Portanto, entendo que à época do registro da sua candidatura, o prestador pretendia gastar um valor maior, e ao repensar as suas contas de campanha, por um equívoco meramente formal, não retificou o valor a ser gasto em pagamentos em espécie.

Destarte, de todas as falhas apontadas, remanesce o valor total de R$ 625,00, que representam 0,28% do total de despesas em espécie. Neste sentido, ressalto que em casos nos quais o valor das falhas atinge percentual absolutamente inexpressivo, tanto o TSE quanto este Regional vêm, de forma reiterada, entendendo cabível uma solução proporcional e razoável, para fins de aprovar as contas com ressalvas. Nesta linha, transcrevo as seguintes ementas:

AGRAVO REGIMENTAL. RECURSO ESPECIAL. PRESTAÇÃO DE CONTAS. VALOR IRRISÓRIO. MÁ-FÉ. AUSÊNCIA. PRINCÍPIO DA PROPORCIONALIDADE. APROVAÇÃO DAS CONTAS COM RESSALVA. DESPROVIMENTO. 1. Se as falhas, em seu conjunto, não comprometem a análise da regularidade da prestação de contas e atingem percentual diminuto (1,25%) em relação aos recursos movimentados na campanha, é possível a aplicação dos princípios da proporcionalidade e da razoabilidade, a ensejar a aprovação das contas com ressalvas. 2. Agravo regimental desprovido.

(TSE – AgR-REspe: 615963 BA, Relator Min.

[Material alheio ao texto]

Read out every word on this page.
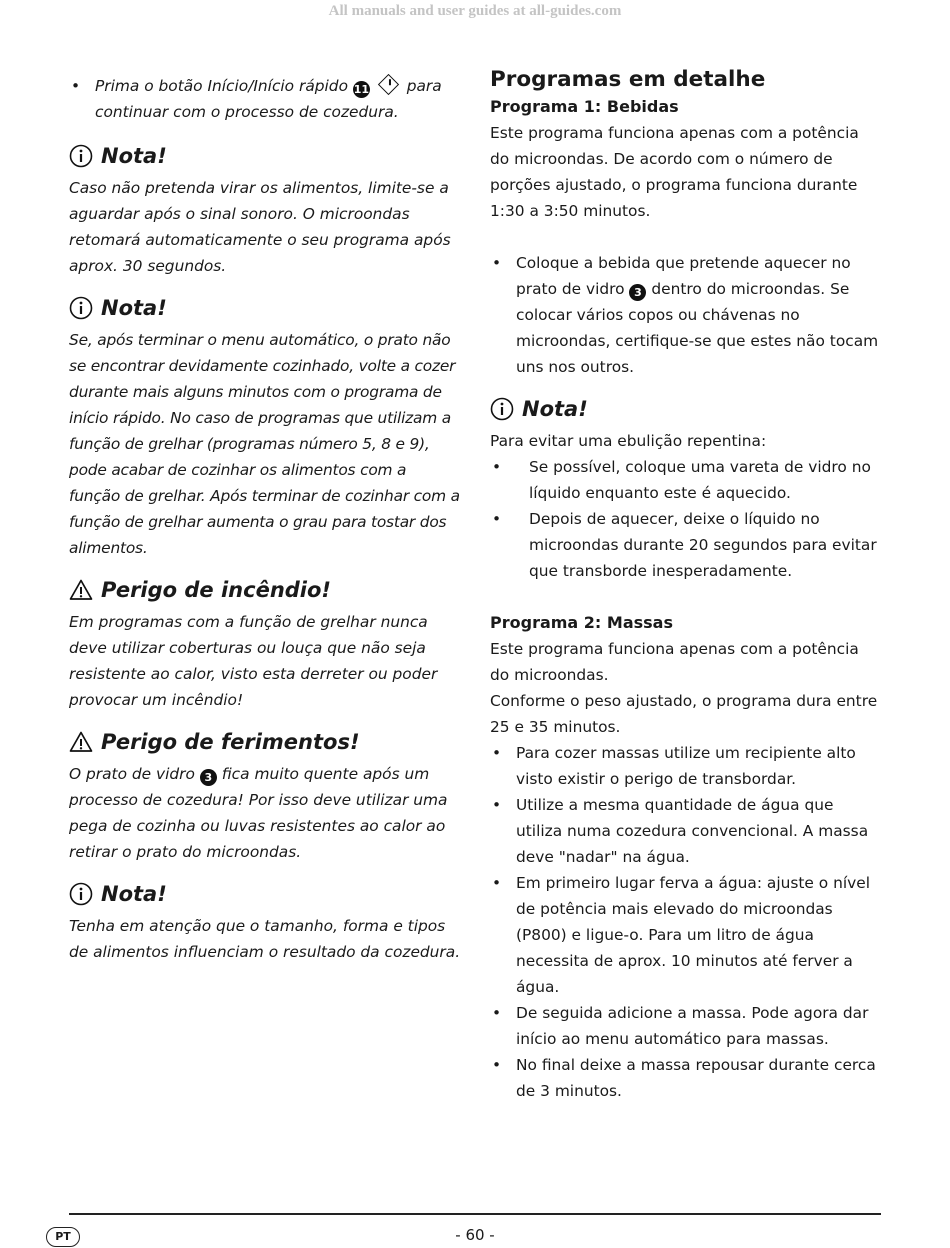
All manuals and user guides at all-guides.com
• Prima o botão Início/Início rápido 11 para continuar com o processo de cozedura.
Nota!

Caso não pretenda virar os alimentos, limite-se a aguardar após o sinal sonoro. O microondas retomará automaticamente o seu programa após aprox. 30 segundos.

Nota!

Se, após terminar o menu automático, o prato não se encontrar devidamente cozinhado, volte a cozer durante mais alguns minutos com o programa de início rápido. No caso de programas que utilizam a função de grelhar (programas número 5, 8 e 9), pode acabar de cozinhar os alimentos com a função de grelhar. Após terminar de cozinhar com a função de grelhar aumenta o grau para tostar dos alimentos.

Perigo de incêndio!

Em programas com a função de grelhar nunca deve utilizar coberturas ou louça que não seja resistente ao calor, visto esta derreter ou poder provocar um incêndio!

Perigo de ferimentos!

O prato de vidro 3 fica muito quente após um processo de cozedura! Por isso deve utilizar uma pega de cozinha ou luvas resistentes ao calor ao retirar o prato do microondas.

Nota!

Tenha em atenção que o tamanho, forma e tipos de alimentos influenciam o resultado da cozedura.

Programas em detalhe

Programa 1: Bebidas

Este programa funciona apenas com a potência do microondas. De acordo com o número de porções ajustado, o programa funciona durante 1:30 a 3:50 minutos.

• Coloque a bebida que pretende aquecer no prato de vidro 3 dentro do microondas. Se colocar vários copos ou chávenas no microondas, certifique-se que estes não tocam uns nos outros.
Nota!

Para evitar uma ebulição repentina:

•	Se possível, coloque uma vareta de vidro no líquido enquanto este é aquecido.
•	Depois de aquecer, deixe o líquido no microondas durante 20 segundos para evitar que transborde inesperadamente.

Programa 2: Massas

Este programa funciona apenas com a potência do microondas.

Conforme o peso ajustado, o programa dura entre 25 e 35 minutos.

• Para cozer massas utilize um recipiente alto visto existir o perigo de transbordar.
• Utilize a mesma quantidade de água que utiliza numa cozedura convencional. A massa deve "nadar" na água.
• Em primeiro lugar ferva a água: ajuste o nível de potência mais elevado do microondas (P800) e ligue-o. Para um litro de água necessita de aprox. 10 minutos até ferver a água.
• De seguida adicione a massa. Pode agora dar início ao menu automático para massas.
• No final deixe a massa repousar durante cerca de 3 minutos.
PT	- 60 -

JOSÉ ANTÔNIO DIAS TOFFOLI, Data de Julgamento: 05.12.2013, Publicação: DJE – Diário de Justiça Eletrônico, Tomo 29, Data 11.2.2014, Página 38.) (Grifei.)

 

PRESTAÇÃO DE CONTAS. ELEIÇÕES 2014.

Correspondendo a falha apontada a 0,77% do montante total arrecadado, sem comprometimento da regularidade e confiabilidade das contas, aplicam-se ao caso os princípios da razoabilidade e proporcionalidade a fim de aprovar as contas com ressalvas, não havendo valores a serem transferidos ao Tesouro Nacional. Aprovação com ressalvas.

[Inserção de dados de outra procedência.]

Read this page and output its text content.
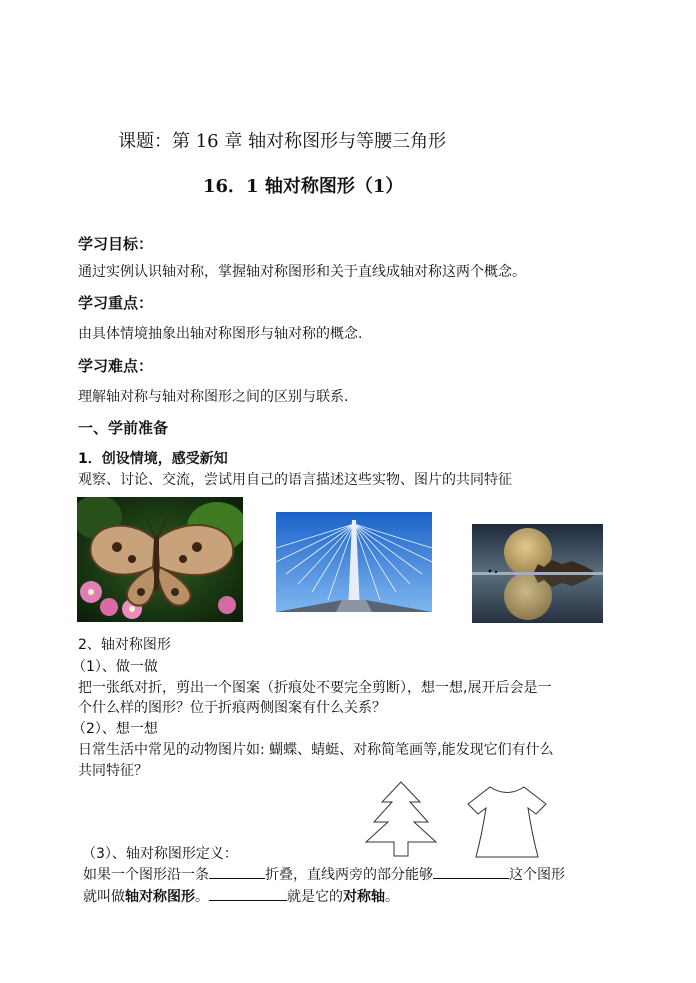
课题：第 16 章 轴对称图形与等腰三角形
16．1 轴对称图形（1）
学习目标：
通过实例认识轴对称，掌握轴对称图形和关于直线成轴对称这两个概念。
学习重点：
由具体情境抽象出轴对称图形与轴对称的概念.
学习难点：
理解轴对称与轴对称图形之间的区别与联系.
一、学前准备
1．创设情境，感受新知
观察、讨论、交流，尝试用自己的语言描述这些实物、图片的共同特征
2、轴对称图形
（1）、做一做
把一张纸对折，剪出一个图案（折痕处不要完全剪断），想一想,展开后会是一
个什么样的图形？位于折痕两侧图案有什么关系？
（2）、想一想
日常生活中常见的动物图片如: 蝴蝶、蜻蜓、对称简笔画等,能发现它们有什么
共同特征？
（3）、轴对称图形定义：
如果一个图形沿一条	折叠，直线两旁的部分能够	这个图形
就叫做轴对称图形。	就是它的对称轴。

(TRE-RS – PC: 222174 RS, Relator Desa. LISELENA SCHIFINO ROBLES RIBEIRO, Data de Julgamento: 05.12.2014, Publicação: DEJERS – Diário de Justiça Eletrônico do TRE-RS, Tomo 223, Data 09.12.2014, Página 6.) (Grifei.)

Ademais, inexistem indícios de que os recursos provenham ou tenham sido utilizados de forma ilícita, merecendo serem aplicados os princípios da proporcionalidade e da razoabilidade em prol do prestador, especialmente porque foi possível identificar, de forma segura, a origem da doação.

Diante do exposto, VOTO pela aprovação com ressalvas das contas de GIOVANE WICKERT, candidato ao cargo de deputado estadual pelo Partido dos Trabalhadores – PT, referente à arrecadação e ao dispêndio de recursos relativos às eleições gerais de 2014, com fundamento no art. 54, inc. II, da Resolução TSE n. 23.406/14.